Question

The density of the core of a planet is $ {\rho _1} $ and that of the outer shell is $ {\rho _2} $ . The radii of the core and that of the planet are $ R $ and $ 2R $ respectively. The acceleration due to gravity at the surface of the planet is the same as at a depth $ R $ . The ratio of density $ \frac{{{\rho _1}}}{{{\rho _2}}} $ will be:
(A) $ 7/3 $
(B) $ 5/3 $
(C) $ 8/3 $
(D) $ 1/3 $

Answer 1

Hint: To solve this question, we need to find out the gravitational field at the surface and at a point at the depth $ R $ below the surface. Equating these, we will get the relation between the densities of the core and of the outer shell, from which the required ratio can be calculated.

Complete step-by-step solution
Consider the core and the outer shell of the planet as shown in the figure below.

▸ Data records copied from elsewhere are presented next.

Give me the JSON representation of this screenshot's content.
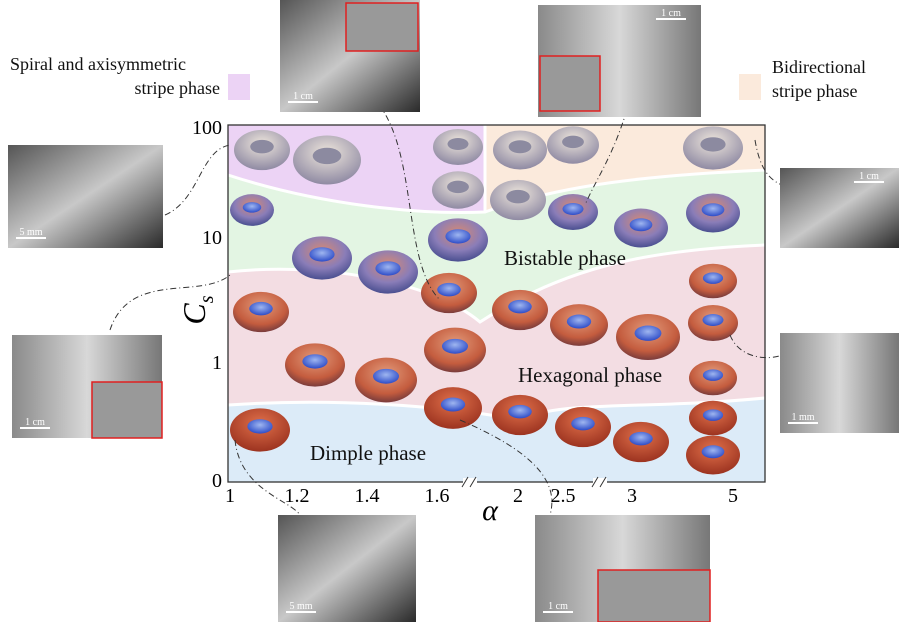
{
  "legend": [
    {
      "lines": [
        "Spiral and axisymmetric",
        "stripe phase"
      ],
      "color": "#ecd3f5"
    },
    {
      "lines": [
        "Bidirectional",
        "stripe phase"
      ],
      "color": "#fbeadc"
    }
  ],
  "axes": {
    "x_label": "α",
    "y_label": {
      "main": "C",
      "sub": "s"
    },
    "x_ticks": [
      "1",
      "1.2",
      "1.4",
      "1.6",
      "2",
      "2.5",
      "3",
      "5"
    ],
    "y_ticks": [
      "100",
      "10",
      "1",
      "0"
    ]
  },
  "phases": [
    {
      "label": "Bistable phase",
      "color": "#e3f5e3"
    },
    {
      "label": "Hexagonal phase",
      "color": "#f3dde3"
    },
    {
      "label": "Dimple phase",
      "color": "#dcebf8"
    }
  ],
  "photos": [
    {
      "scale": "1 cm"
    },
    {
      "scale": "1 cm"
    },
    {
      "scale": "5 mm"
    },
    {
      "scale": "1 cm"
    },
    {
      "scale": "1 cm"
    },
    {
      "scale": "1 mm"
    },
    {
      "scale": "5 mm"
    },
    {
      "scale": "1 cm"
    }
  ]
}
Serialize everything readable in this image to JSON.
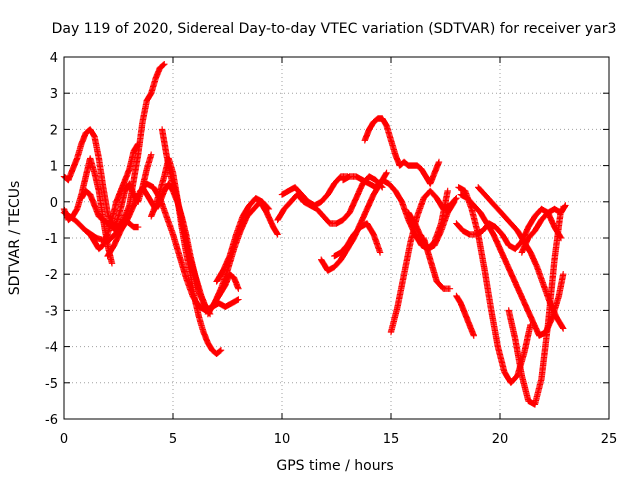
{
  "chart_data": {
    "type": "scatter",
    "title": "Day 119 of 2020, Sidereal Day-to-day VTEC variation (SDTVAR) for receiver yar3",
    "xlabel": "GPS time / hours",
    "ylabel": "SDTVAR / TECUs",
    "xlim": [
      0,
      25
    ],
    "ylim": [
      -6,
      4
    ],
    "xticks": [
      "0",
      "5",
      "10",
      "15",
      "20",
      "25"
    ],
    "yticks": [
      "4",
      "3",
      "2",
      "1",
      "0",
      "-1",
      "-2",
      "-3",
      "-4",
      "-5",
      "-6"
    ],
    "grid": true,
    "marker": "plus",
    "color": "#ff0000",
    "series": [
      {
        "name": "s1",
        "x": [
          0.0,
          0.2,
          0.4,
          0.6,
          0.8,
          1.0,
          1.2,
          1.4,
          1.6,
          1.8,
          2.0,
          2.2,
          2.4,
          2.6,
          2.8,
          3.0,
          3.2,
          3.4
        ],
        "y": [
          0.7,
          0.6,
          0.9,
          1.2,
          1.6,
          1.9,
          2.0,
          1.8,
          1.2,
          0.4,
          -0.3,
          -0.7,
          -0.8,
          -0.6,
          -0.5,
          -0.6,
          -0.7,
          -0.7
        ]
      },
      {
        "name": "s2",
        "x": [
          0.0,
          0.2,
          0.4,
          0.6,
          0.8,
          1.0,
          1.2,
          1.4,
          1.6,
          1.8,
          2.0,
          2.2
        ],
        "y": [
          -0.2,
          -0.5,
          -0.4,
          -0.2,
          0.2,
          0.7,
          1.2,
          0.8,
          0.3,
          -0.5,
          -1.2,
          -1.7
        ]
      },
      {
        "name": "s3",
        "x": [
          0.8,
          1.0,
          1.2,
          1.4,
          1.6,
          1.8,
          2.0,
          2.2,
          2.4,
          2.6,
          2.8,
          3.0,
          3.2,
          3.4,
          3.6,
          3.8,
          4.0
        ],
        "y": [
          0.1,
          0.3,
          0.2,
          -0.1,
          -0.4,
          -0.5,
          -0.6,
          -0.7,
          -0.6,
          -0.2,
          0.3,
          0.5,
          0.2,
          0.0,
          0.4,
          0.9,
          1.3
        ]
      },
      {
        "name": "s4",
        "x": [
          0.0,
          0.5,
          1.0,
          1.5,
          2.0,
          2.5,
          3.0,
          3.2,
          3.4,
          3.6,
          3.8,
          4.0,
          4.2,
          4.4,
          4.6
        ],
        "y": [
          -0.3,
          -0.5,
          -0.8,
          -1.0,
          -1.1,
          -0.8,
          -0.1,
          0.6,
          1.3,
          2.2,
          2.8,
          3.0,
          3.4,
          3.7,
          3.8
        ]
      },
      {
        "name": "s5",
        "x": [
          1.0,
          1.2,
          1.4,
          1.6,
          1.8,
          2.0,
          2.2,
          2.4,
          2.6,
          2.8,
          3.0,
          3.2,
          3.4
        ],
        "y": [
          -0.8,
          -0.9,
          -1.1,
          -1.3,
          -1.2,
          -0.9,
          -0.5,
          0.0,
          0.3,
          0.6,
          0.9,
          1.4,
          1.6
        ]
      },
      {
        "name": "s6",
        "x": [
          2.0,
          2.3,
          2.6,
          2.9,
          3.2,
          3.5,
          3.8,
          4.1,
          4.4,
          4.7,
          5.0,
          5.3,
          5.6,
          5.9,
          6.2,
          6.5,
          6.8,
          7.1,
          7.4,
          7.7,
          8.0
        ],
        "y": [
          -1.5,
          -1.2,
          -0.8,
          -0.5,
          -0.1,
          0.3,
          0.5,
          0.4,
          0.1,
          -0.4,
          -0.9,
          -1.5,
          -2.1,
          -2.6,
          -2.9,
          -3.0,
          -2.9,
          -2.8,
          -2.9,
          -2.8,
          -2.7
        ]
      },
      {
        "name": "s7",
        "x": [
          4.0,
          4.2,
          4.4,
          4.6,
          4.8,
          5.0,
          5.2,
          5.4,
          5.6,
          5.8,
          6.0,
          6.2,
          6.4,
          6.6,
          6.8,
          7.0,
          7.2
        ],
        "y": [
          -0.4,
          -0.1,
          0.3,
          0.7,
          1.2,
          0.8,
          0.1,
          -0.7,
          -1.4,
          -2.0,
          -2.7,
          -3.2,
          -3.6,
          -3.9,
          -4.1,
          -4.2,
          -4.1
        ]
      },
      {
        "name": "s8",
        "x": [
          3.6,
          3.8,
          4.0,
          4.2,
          4.4,
          4.6,
          4.8,
          5.0,
          5.2,
          5.4,
          5.6,
          5.8,
          6.0,
          6.2,
          6.4,
          6.6,
          6.8,
          7.0,
          7.2,
          7.4,
          7.6,
          7.8,
          8.0
        ],
        "y": [
          0.4,
          0.2,
          0.0,
          -0.2,
          0.0,
          0.3,
          0.5,
          0.3,
          0.0,
          -0.4,
          -0.9,
          -1.5,
          -2.0,
          -2.5,
          -2.8,
          -3.0,
          -2.9,
          -2.7,
          -2.5,
          -2.3,
          -2.0,
          -2.1,
          -2.4
        ]
      },
      {
        "name": "s9",
        "x": [
          4.5,
          4.7,
          4.9,
          5.1,
          5.3,
          5.5,
          5.7,
          5.9,
          6.1,
          6.3,
          6.5,
          6.7
        ],
        "y": [
          2.0,
          1.3,
          0.7,
          0.3,
          -0.2,
          -0.8,
          -1.4,
          -1.8,
          -2.2,
          -2.6,
          -2.9,
          -3.1
        ]
      },
      {
        "name": "s10",
        "x": [
          6.6,
          6.9,
          7.2,
          7.5,
          7.8,
          8.1,
          8.4,
          8.7,
          9.0,
          9.3,
          9.6,
          9.8
        ],
        "y": [
          -3.1,
          -2.8,
          -2.4,
          -1.9,
          -1.3,
          -0.8,
          -0.4,
          -0.2,
          0.0,
          -0.3,
          -0.7,
          -0.9
        ]
      },
      {
        "name": "s11",
        "x": [
          7.0,
          7.3,
          7.6,
          7.9,
          8.2,
          8.5,
          8.8,
          9.1,
          9.4
        ],
        "y": [
          -2.2,
          -1.9,
          -1.5,
          -0.9,
          -0.4,
          -0.1,
          0.1,
          0.0,
          -0.2
        ]
      },
      {
        "name": "s12",
        "x": [
          9.8,
          10.1,
          10.4,
          10.7,
          11.0,
          11.3,
          11.6,
          11.9,
          12.2,
          12.5,
          12.8,
          13.1,
          13.4,
          13.7,
          14.0,
          14.3,
          14.6
        ],
        "y": [
          -0.5,
          -0.2,
          0.0,
          0.2,
          0.0,
          -0.1,
          -0.2,
          -0.4,
          -0.6,
          -0.6,
          -0.5,
          -0.3,
          0.1,
          0.5,
          0.7,
          0.6,
          0.4
        ]
      },
      {
        "name": "s13",
        "x": [
          10.0,
          10.3,
          10.6,
          10.9,
          11.2,
          11.5,
          11.8,
          12.1,
          12.4,
          12.7,
          13.0
        ],
        "y": [
          0.2,
          0.3,
          0.4,
          0.2,
          0.0,
          -0.1,
          0.0,
          0.2,
          0.5,
          0.7,
          0.7
        ]
      },
      {
        "name": "s14",
        "x": [
          11.8,
          12.1,
          12.4,
          12.7,
          13.0,
          13.3,
          13.6,
          13.9,
          14.2,
          14.5,
          14.8
        ],
        "y": [
          -1.6,
          -1.9,
          -1.8,
          -1.6,
          -1.3,
          -1.0,
          -0.6,
          -0.2,
          0.2,
          0.5,
          0.8
        ]
      },
      {
        "name": "s15",
        "x": [
          12.4,
          12.7,
          13.0,
          13.3,
          13.6,
          13.9,
          14.2,
          14.5
        ],
        "y": [
          -1.5,
          -1.4,
          -1.2,
          -0.9,
          -0.7,
          -0.6,
          -0.9,
          -1.4
        ]
      },
      {
        "name": "s16",
        "x": [
          12.8,
          13.1,
          13.4,
          13.7,
          14.0,
          14.3,
          14.6,
          14.9,
          15.2,
          15.5,
          15.8,
          16.1,
          16.4,
          16.7,
          17.0,
          17.3,
          17.6
        ],
        "y": [
          0.6,
          0.7,
          0.7,
          0.6,
          0.5,
          0.4,
          0.6,
          0.5,
          0.3,
          0.0,
          -0.5,
          -0.9,
          -1.2,
          -1.3,
          -1.1,
          -0.6,
          0.3
        ]
      },
      {
        "name": "s17",
        "x": [
          13.8,
          14.0,
          14.2,
          14.4,
          14.6,
          14.8,
          15.0,
          15.2,
          15.4,
          15.6,
          15.8,
          16.0,
          16.2,
          16.4,
          16.6,
          16.8,
          17.0,
          17.2
        ],
        "y": [
          1.7,
          2.0,
          2.2,
          2.3,
          2.3,
          2.1,
          1.7,
          1.3,
          1.0,
          1.1,
          1.0,
          1.0,
          1.0,
          0.9,
          0.7,
          0.5,
          0.8,
          1.1
        ]
      },
      {
        "name": "s18",
        "x": [
          15.0,
          15.3,
          15.6,
          15.9,
          16.2,
          16.5,
          16.8,
          17.1,
          17.4,
          17.7,
          18.0
        ],
        "y": [
          -3.6,
          -2.9,
          -2.0,
          -1.1,
          -0.4,
          0.1,
          0.3,
          0.1,
          -0.2,
          -0.1,
          0.1
        ]
      },
      {
        "name": "s19",
        "x": [
          15.8,
          16.1,
          16.4,
          16.7,
          17.0,
          17.3,
          17.6,
          17.9
        ],
        "y": [
          -0.3,
          -0.6,
          -1.0,
          -1.3,
          -1.2,
          -0.8,
          -0.3,
          0.0
        ]
      },
      {
        "name": "s20",
        "x": [
          16.5,
          16.8,
          17.1,
          17.4,
          17.7
        ],
        "y": [
          -1.0,
          -1.6,
          -2.2,
          -2.4,
          -2.4
        ]
      },
      {
        "name": "s21",
        "x": [
          18.0,
          18.2,
          18.4,
          18.6,
          18.8
        ],
        "y": [
          -2.6,
          -2.8,
          -3.1,
          -3.4,
          -3.7
        ]
      },
      {
        "name": "s22",
        "x": [
          18.1,
          18.4,
          18.7,
          19.0,
          19.3,
          19.6,
          19.9,
          20.2,
          20.5,
          20.8,
          21.1,
          21.4
        ],
        "y": [
          0.4,
          0.3,
          -0.2,
          -0.9,
          -1.9,
          -3.0,
          -4.0,
          -4.7,
          -5.0,
          -4.8,
          -4.2,
          -3.4
        ]
      },
      {
        "name": "s23",
        "x": [
          18.2,
          18.5,
          18.8,
          19.1,
          19.4,
          19.7,
          20.0,
          20.3,
          20.6,
          20.9,
          21.2,
          21.5,
          21.8,
          22.1,
          22.4,
          22.7,
          22.9
        ],
        "y": [
          0.2,
          0.1,
          -0.1,
          -0.3,
          -0.6,
          -0.9,
          -1.3,
          -1.7,
          -2.1,
          -2.5,
          -2.9,
          -3.3,
          -3.7,
          -3.6,
          -3.2,
          -2.6,
          -2.0
        ]
      },
      {
        "name": "s24",
        "x": [
          18.0,
          18.3,
          18.6,
          18.9,
          19.2,
          19.5,
          19.8,
          20.1,
          20.4,
          20.7,
          21.0,
          21.3,
          21.6,
          21.9,
          22.2,
          22.5,
          22.8
        ],
        "y": [
          -0.6,
          -0.8,
          -0.9,
          -0.9,
          -0.8,
          -0.6,
          -0.7,
          -0.9,
          -1.2,
          -1.3,
          -1.1,
          -0.7,
          -0.4,
          -0.2,
          -0.3,
          -0.7,
          -1.0
        ]
      },
      {
        "name": "s25",
        "x": [
          19.0,
          19.3,
          19.6,
          19.9,
          20.2,
          20.5,
          20.8,
          21.1,
          21.4,
          21.7,
          22.0,
          22.3,
          22.6,
          22.9
        ],
        "y": [
          0.4,
          0.2,
          0.0,
          -0.2,
          -0.4,
          -0.6,
          -0.8,
          -1.1,
          -1.4,
          -1.8,
          -2.3,
          -2.8,
          -3.2,
          -3.5
        ]
      },
      {
        "name": "s26",
        "x": [
          20.4,
          20.7,
          21.0,
          21.3,
          21.6,
          21.9,
          22.2,
          22.5,
          22.8
        ],
        "y": [
          -3.0,
          -3.8,
          -4.8,
          -5.5,
          -5.6,
          -4.9,
          -3.4,
          -1.6,
          -0.2
        ]
      },
      {
        "name": "s27",
        "x": [
          21.0,
          21.3,
          21.6,
          21.9,
          22.2,
          22.5,
          22.8,
          23.0
        ],
        "y": [
          -1.4,
          -1.0,
          -0.8,
          -0.5,
          -0.3,
          -0.2,
          -0.3,
          -0.1
        ]
      }
    ]
  }
}
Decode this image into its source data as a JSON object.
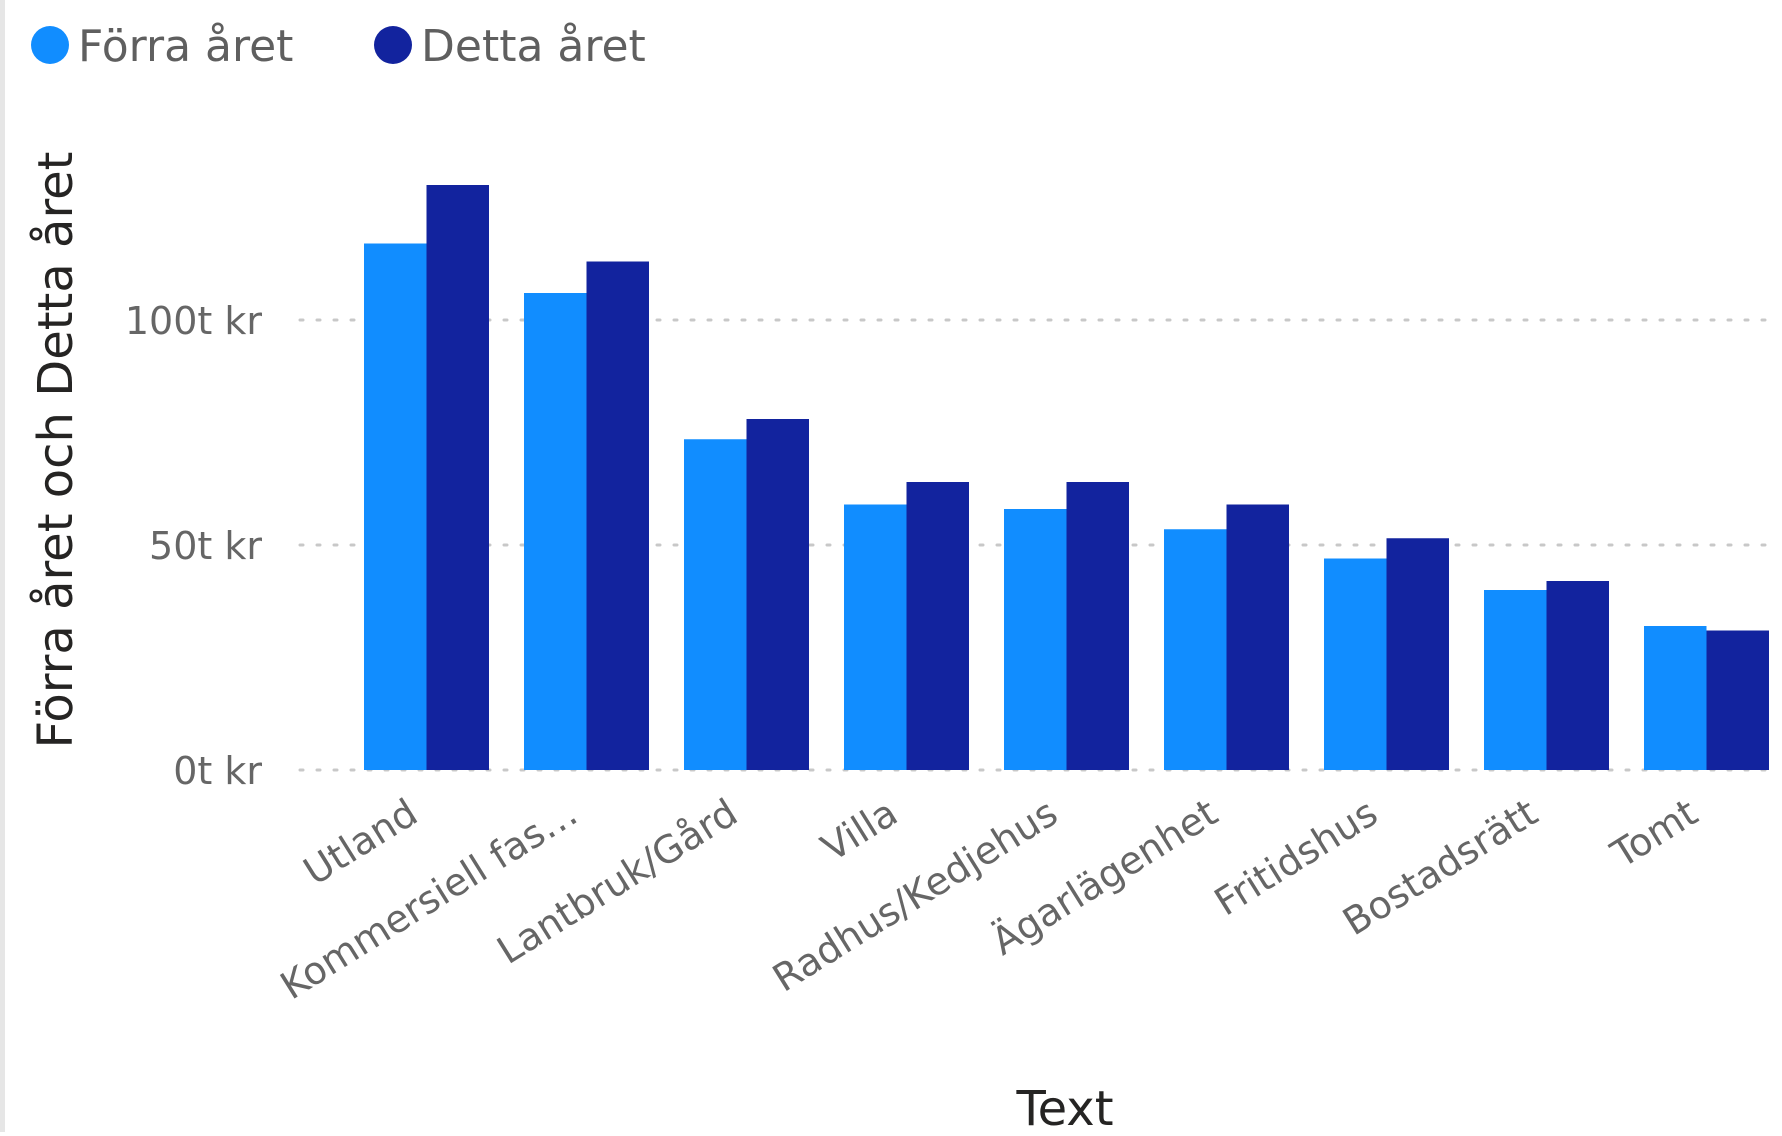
{
  "chart_data": {
    "type": "bar",
    "categories": [
      "Utland",
      "Kommersiell fas…",
      "Lantbruk/Gård",
      "Villa",
      "Radhus/Kedjehus",
      "Ägarlägenhet",
      "Fritidshus",
      "Bostadsrätt",
      "Tomt"
    ],
    "series": [
      {
        "name": "Förra året",
        "color": "#118DFF",
        "values": [
          117,
          106,
          73.5,
          59,
          58,
          53.5,
          47,
          40,
          32
        ]
      },
      {
        "name": "Detta året",
        "color": "#12239E",
        "values": [
          130,
          113,
          78,
          64,
          64,
          59,
          51.5,
          42,
          31
        ]
      }
    ],
    "xlabel": "Text",
    "ylabel": "Förra året och Detta året",
    "ylim": [
      0,
      150
    ],
    "yticks": [
      {
        "value": 0,
        "label": "0t kr"
      },
      {
        "value": 50,
        "label": "50t kr"
      },
      {
        "value": 100,
        "label": "100t kr"
      }
    ],
    "grid": true,
    "legend_position": "top-left"
  }
}
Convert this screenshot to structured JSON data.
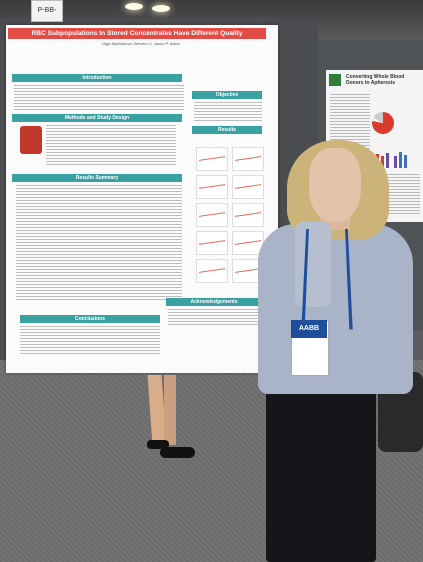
{
  "booth_number": "P-BB-105",
  "poster": {
    "title": "RBC Subpopulations In Stored Concentrates Have Different Quality Characteristics",
    "authors": "Olga Mykhailova, Wenhui Li, Jason P. Acker",
    "sections": {
      "introduction": "Introduction",
      "methods": "Methods and Study Design",
      "objective": "Objective",
      "results": "Results",
      "results_summary": "Results Summary",
      "conclusions": "Conclusions",
      "acknowledgements": "Acknowledgements"
    }
  },
  "second_poster": {
    "title": "Converting Whole Blood Donors to Apheresis"
  },
  "badge": {
    "header": "AABB"
  }
}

Consider the point A on the surface of the planet, and the point B at a depth of $ R $ below the surface.
The acceleration due to gravity at the point A will be the sum of the acceleration due to gravity due to the outer shell and that due to the core, that is,
 $ {g_A} = \dfrac{{G{M_1}}}{{{{\left( {2R} \right)}^2}}} + \dfrac{{G{M_2}}}{{{{\left( {2R} \right)}^2}}} $
 $ {g_A} = \dfrac{{G{M_1} + G{M_2}}}{{4{R^2}}} $ .....................(1)
Now, the acceleration due to gravity at point B will be due to the core only since we know that the gravitational field inside a hollow spherical shell is equal to zero. So we have
 $ {g_B} = \dfrac{{G{M_1}}}{{{R^2}}} $ .....................(2)
According to the question, the acceleration due to gravity at the surface of the planet is the same as that at the depth $ R $ . So we have
 $ {g_A} = {g_B} $
From (1) and (2)
 $ \dfrac{{G{M_1} + G{M_2}}}{{4{R^2}}} = \dfrac{{G{M_1}}}{{{R^2}}} $
Cancelling $ \dfrac{G}{{{R^2}}} $ from both the sides, we have
 $ \dfrac{{{M_1} + {M_2}}}{4} = {M_1} $
 $ \Rightarrow {M_2} = 3{M_1} $ .....................(3)
Now, since the density of the core is given to be $ {\rho _1} $ and is radius is equal to $ R $ , so its mass can be written as
 $ {M_1} = {\rho _1} \times \dfrac{4}{3}\pi {R^3} $ .....................(4)
Similarly, we can write the mass of the outer shell as
 $ {M_2} = {\rho _2} \times \left( {\dfrac{4}{3}\pi {{\left( {2R} \right)}^3} - \dfrac{4}{3}\pi {R^3}} \right) $
 $ \Rightarrow {M_2} = \dfrac{4}{3}\pi {R^3}\left( {7{\rho _2}} \right) $ .....................(5)
Putting (4) and (5) in (3) we get
 $ \dfrac{4}{3}\pi {R^3}\left( {7{\rho _2}} \right) = 3{\rho _1} \times \dfrac{4}{3}\pi {R^3} $
Cancelling $ \dfrac{4}{3}\pi {R^3} $ from both the sides, we get
 $ 7{\rho _2} = 3{\rho _1} $
 $ \dfrac{{{\rho _1}}}{{{\rho _2}}} = \frac{7}{3} $
Thus, the ratio of $ \dfrac{{{\rho _1}}}{{{\rho _2}}} $ is equal to $ 7/3 $ .
Hence, the correct answer is option A.

Note
Do not consider the mass of the outer shell to be the mass of the whole of the bigger sphere of radius $ 2R $ . This is because the bigger sphere is composed of both the outer shell and the core. The outer shell is only the region outside the core.